Strigamia maritima eggs were collected from a previously studied population near Brora (NE Scotland). Individual clutches of eggs were taken to the laboratory, and cultured at 13°C, in most cases under a shallow layer of mineral oil (Sigma M8410, embryo tested), but, occasionally, in LES (Locust Embryo Saline) buffer, as described in [6]. Under these conditions, Strigamia eggs can develop, hatch and develop further to the adolescens I stage, more than 2 months after collection [22].
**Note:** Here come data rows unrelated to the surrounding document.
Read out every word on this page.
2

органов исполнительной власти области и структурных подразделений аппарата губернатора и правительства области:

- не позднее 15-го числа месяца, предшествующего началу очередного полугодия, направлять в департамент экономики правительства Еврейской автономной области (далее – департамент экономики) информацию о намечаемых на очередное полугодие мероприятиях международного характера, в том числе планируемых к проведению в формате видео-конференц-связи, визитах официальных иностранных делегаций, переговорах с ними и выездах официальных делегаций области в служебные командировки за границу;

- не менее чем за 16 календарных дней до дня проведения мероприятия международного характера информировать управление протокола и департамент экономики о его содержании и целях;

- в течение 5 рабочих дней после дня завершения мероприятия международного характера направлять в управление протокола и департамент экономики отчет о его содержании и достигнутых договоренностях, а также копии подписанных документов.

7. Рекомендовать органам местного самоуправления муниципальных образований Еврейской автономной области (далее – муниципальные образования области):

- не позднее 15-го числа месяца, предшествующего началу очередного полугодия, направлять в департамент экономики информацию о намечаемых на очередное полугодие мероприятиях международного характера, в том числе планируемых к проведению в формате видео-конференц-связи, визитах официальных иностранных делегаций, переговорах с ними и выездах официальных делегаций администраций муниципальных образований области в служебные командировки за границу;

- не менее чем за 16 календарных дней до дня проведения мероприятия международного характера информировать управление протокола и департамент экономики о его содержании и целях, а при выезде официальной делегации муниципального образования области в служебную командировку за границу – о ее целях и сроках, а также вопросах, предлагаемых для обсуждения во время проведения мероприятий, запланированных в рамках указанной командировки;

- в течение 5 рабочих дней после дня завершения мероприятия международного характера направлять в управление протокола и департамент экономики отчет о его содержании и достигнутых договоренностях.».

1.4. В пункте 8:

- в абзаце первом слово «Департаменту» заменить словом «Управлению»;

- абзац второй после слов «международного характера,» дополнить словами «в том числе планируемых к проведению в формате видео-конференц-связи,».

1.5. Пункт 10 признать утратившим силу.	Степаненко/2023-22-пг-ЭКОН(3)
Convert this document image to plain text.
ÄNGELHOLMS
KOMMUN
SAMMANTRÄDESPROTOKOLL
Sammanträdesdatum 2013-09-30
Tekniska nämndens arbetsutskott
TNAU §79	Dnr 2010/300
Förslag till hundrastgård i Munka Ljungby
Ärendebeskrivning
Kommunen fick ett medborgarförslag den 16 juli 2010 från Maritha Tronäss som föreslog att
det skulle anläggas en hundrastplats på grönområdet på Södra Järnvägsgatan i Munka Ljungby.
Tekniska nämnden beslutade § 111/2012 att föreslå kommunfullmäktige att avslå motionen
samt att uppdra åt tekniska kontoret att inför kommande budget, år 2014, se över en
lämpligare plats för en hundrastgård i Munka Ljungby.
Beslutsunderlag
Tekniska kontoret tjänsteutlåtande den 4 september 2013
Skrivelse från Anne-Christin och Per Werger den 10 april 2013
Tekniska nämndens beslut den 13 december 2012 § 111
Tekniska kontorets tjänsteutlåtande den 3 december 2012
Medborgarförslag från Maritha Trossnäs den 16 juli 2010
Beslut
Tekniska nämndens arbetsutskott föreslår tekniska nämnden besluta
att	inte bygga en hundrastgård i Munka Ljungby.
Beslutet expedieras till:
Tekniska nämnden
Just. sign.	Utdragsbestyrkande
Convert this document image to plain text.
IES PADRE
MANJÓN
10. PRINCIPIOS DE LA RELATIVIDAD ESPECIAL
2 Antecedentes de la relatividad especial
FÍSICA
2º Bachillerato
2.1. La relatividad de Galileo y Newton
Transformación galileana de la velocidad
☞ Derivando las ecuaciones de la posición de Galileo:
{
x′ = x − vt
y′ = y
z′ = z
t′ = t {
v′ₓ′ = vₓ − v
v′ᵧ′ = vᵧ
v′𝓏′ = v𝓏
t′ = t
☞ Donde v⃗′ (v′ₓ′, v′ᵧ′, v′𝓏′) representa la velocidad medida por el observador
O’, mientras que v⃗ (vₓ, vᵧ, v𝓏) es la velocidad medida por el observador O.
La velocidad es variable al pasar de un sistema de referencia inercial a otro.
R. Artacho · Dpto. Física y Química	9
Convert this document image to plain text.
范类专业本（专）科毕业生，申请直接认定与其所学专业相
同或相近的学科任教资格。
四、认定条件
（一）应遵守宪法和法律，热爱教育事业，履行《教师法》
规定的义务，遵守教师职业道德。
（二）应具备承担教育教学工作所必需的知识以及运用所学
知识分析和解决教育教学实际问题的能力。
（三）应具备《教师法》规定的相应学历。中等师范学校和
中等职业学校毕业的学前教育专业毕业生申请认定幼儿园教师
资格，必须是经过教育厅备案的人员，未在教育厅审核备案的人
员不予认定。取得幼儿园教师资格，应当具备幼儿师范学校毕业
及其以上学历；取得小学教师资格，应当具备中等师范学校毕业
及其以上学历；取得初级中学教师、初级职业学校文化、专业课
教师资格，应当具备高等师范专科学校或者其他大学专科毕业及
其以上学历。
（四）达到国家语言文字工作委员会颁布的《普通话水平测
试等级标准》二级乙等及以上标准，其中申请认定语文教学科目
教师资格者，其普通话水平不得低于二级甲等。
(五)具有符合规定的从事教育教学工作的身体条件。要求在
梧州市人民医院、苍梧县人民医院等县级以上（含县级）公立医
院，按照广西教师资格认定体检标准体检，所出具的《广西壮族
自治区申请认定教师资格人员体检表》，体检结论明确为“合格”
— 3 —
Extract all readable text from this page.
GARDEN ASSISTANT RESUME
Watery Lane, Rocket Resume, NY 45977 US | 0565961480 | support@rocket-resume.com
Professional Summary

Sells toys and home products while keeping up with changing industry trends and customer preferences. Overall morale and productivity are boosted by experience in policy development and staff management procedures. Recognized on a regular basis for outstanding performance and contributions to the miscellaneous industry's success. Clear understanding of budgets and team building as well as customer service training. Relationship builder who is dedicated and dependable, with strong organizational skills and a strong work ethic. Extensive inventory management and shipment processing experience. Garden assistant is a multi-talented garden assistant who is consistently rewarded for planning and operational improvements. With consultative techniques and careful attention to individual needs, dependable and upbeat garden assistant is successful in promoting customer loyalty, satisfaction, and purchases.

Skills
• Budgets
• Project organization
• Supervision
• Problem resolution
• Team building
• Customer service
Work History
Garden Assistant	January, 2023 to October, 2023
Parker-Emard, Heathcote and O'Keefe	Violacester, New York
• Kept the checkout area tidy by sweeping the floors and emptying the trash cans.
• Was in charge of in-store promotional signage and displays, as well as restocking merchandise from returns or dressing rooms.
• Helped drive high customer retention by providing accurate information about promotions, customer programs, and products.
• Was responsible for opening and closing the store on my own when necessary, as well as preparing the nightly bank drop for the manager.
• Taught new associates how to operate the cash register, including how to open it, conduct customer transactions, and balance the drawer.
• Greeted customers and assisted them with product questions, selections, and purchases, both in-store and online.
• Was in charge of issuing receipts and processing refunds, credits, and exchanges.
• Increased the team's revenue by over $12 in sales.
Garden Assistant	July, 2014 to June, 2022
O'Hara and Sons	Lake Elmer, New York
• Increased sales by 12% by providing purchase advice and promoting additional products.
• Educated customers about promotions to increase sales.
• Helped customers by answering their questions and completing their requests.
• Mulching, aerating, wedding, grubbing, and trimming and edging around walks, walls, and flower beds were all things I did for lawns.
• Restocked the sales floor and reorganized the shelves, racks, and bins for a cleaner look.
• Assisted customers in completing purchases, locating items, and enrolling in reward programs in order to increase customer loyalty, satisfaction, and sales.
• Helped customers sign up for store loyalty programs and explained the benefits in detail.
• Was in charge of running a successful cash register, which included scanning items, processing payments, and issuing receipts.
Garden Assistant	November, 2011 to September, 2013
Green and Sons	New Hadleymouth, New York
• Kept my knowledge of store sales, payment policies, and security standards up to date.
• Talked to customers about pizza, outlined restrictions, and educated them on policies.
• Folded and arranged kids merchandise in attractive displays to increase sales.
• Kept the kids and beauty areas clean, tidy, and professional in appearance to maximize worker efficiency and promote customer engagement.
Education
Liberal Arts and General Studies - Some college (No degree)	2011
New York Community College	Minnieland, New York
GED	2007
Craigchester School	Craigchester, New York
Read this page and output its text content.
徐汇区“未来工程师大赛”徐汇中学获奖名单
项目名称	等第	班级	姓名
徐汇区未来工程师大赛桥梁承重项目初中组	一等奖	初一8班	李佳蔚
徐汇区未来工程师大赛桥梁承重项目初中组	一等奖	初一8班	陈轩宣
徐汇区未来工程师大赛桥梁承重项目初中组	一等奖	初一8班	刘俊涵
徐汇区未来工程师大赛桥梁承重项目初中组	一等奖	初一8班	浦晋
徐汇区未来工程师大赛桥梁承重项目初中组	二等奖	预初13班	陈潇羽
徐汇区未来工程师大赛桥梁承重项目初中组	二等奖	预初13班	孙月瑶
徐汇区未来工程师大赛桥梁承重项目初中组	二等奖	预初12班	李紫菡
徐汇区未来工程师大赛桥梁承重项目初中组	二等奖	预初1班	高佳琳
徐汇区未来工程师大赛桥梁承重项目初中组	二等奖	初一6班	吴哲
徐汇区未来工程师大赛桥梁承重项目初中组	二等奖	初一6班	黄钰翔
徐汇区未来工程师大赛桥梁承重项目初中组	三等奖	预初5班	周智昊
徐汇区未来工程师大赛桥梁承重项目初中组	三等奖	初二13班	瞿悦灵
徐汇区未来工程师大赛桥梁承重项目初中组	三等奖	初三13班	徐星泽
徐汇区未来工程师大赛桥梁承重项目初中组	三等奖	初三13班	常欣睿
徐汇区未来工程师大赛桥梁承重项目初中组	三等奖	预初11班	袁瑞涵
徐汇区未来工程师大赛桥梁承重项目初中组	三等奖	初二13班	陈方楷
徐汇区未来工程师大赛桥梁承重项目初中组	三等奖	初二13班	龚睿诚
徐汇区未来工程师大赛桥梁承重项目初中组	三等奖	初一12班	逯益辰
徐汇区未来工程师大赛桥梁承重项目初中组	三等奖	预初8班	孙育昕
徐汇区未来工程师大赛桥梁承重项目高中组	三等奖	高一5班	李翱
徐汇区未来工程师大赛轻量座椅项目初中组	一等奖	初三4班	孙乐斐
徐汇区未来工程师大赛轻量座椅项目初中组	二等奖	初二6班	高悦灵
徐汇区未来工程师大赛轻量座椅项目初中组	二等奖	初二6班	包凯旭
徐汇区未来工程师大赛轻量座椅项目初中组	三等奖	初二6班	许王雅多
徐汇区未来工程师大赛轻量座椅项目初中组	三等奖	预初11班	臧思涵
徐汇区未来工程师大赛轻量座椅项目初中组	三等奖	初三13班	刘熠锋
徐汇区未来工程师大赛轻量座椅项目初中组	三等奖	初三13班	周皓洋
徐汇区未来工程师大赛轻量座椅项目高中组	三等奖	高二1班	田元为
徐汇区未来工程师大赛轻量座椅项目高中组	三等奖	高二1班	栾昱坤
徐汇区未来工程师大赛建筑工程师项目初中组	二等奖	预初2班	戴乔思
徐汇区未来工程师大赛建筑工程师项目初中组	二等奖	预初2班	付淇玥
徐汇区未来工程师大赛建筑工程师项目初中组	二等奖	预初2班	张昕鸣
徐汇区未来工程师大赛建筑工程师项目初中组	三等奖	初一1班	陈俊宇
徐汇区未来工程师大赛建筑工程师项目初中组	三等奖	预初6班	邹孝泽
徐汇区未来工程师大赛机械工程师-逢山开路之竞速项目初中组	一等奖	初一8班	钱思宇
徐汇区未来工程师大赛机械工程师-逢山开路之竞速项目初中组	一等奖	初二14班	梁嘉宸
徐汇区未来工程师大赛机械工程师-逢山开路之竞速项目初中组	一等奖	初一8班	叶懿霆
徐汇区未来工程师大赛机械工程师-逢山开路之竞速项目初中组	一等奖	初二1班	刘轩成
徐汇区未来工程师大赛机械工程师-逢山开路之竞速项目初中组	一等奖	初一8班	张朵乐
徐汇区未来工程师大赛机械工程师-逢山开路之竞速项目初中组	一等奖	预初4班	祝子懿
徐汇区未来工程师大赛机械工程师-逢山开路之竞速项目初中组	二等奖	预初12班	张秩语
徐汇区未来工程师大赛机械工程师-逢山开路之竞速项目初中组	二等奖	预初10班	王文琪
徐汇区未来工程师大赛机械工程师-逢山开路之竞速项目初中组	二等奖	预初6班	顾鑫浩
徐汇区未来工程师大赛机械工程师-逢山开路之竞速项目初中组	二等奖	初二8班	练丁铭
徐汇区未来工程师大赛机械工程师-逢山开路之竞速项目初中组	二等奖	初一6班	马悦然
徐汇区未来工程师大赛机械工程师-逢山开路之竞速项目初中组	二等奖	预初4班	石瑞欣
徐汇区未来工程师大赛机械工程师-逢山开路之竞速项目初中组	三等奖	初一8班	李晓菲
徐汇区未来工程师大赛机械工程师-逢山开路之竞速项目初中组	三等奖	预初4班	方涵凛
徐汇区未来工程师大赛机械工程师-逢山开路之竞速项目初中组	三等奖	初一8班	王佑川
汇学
For the description of development I used 23 specimens from 7 clutches collected in June 2009, which I followed individually as they developed, photographing each embryoid every two days initially, and then every time I identified a change in development (e.g. an ecdysis). As we did for the embryonic stages [6], I compared the timing of these specimens to estimate the average duration of development for each embryoid stage. I compared and confirmed this estimate by tracking the embryoid development of 5 clutches collected in June 2010, followed as a whole. For the experiment aimed at checking the possible post-embryonic addition of segments I used 148 hatched and very early embryoid juveniles collected as eggs in June 2010. I photographed them at the beginning, at mid embryoid stages (proembryoid III or peripatoid stage) and then at the adolescens I stage, limiting interference as much as possible, to reduce any effect that this might have on development rate and survival (as shown, at least for embryonic development, by [6]). In one single case, I was able to collect in the field a clod of substrate which included a brood chamber containing the mother with her clutch of eggs and kept it in a wet chamber in culture at 13°C up to the foetus stage (see Figure 4G-H).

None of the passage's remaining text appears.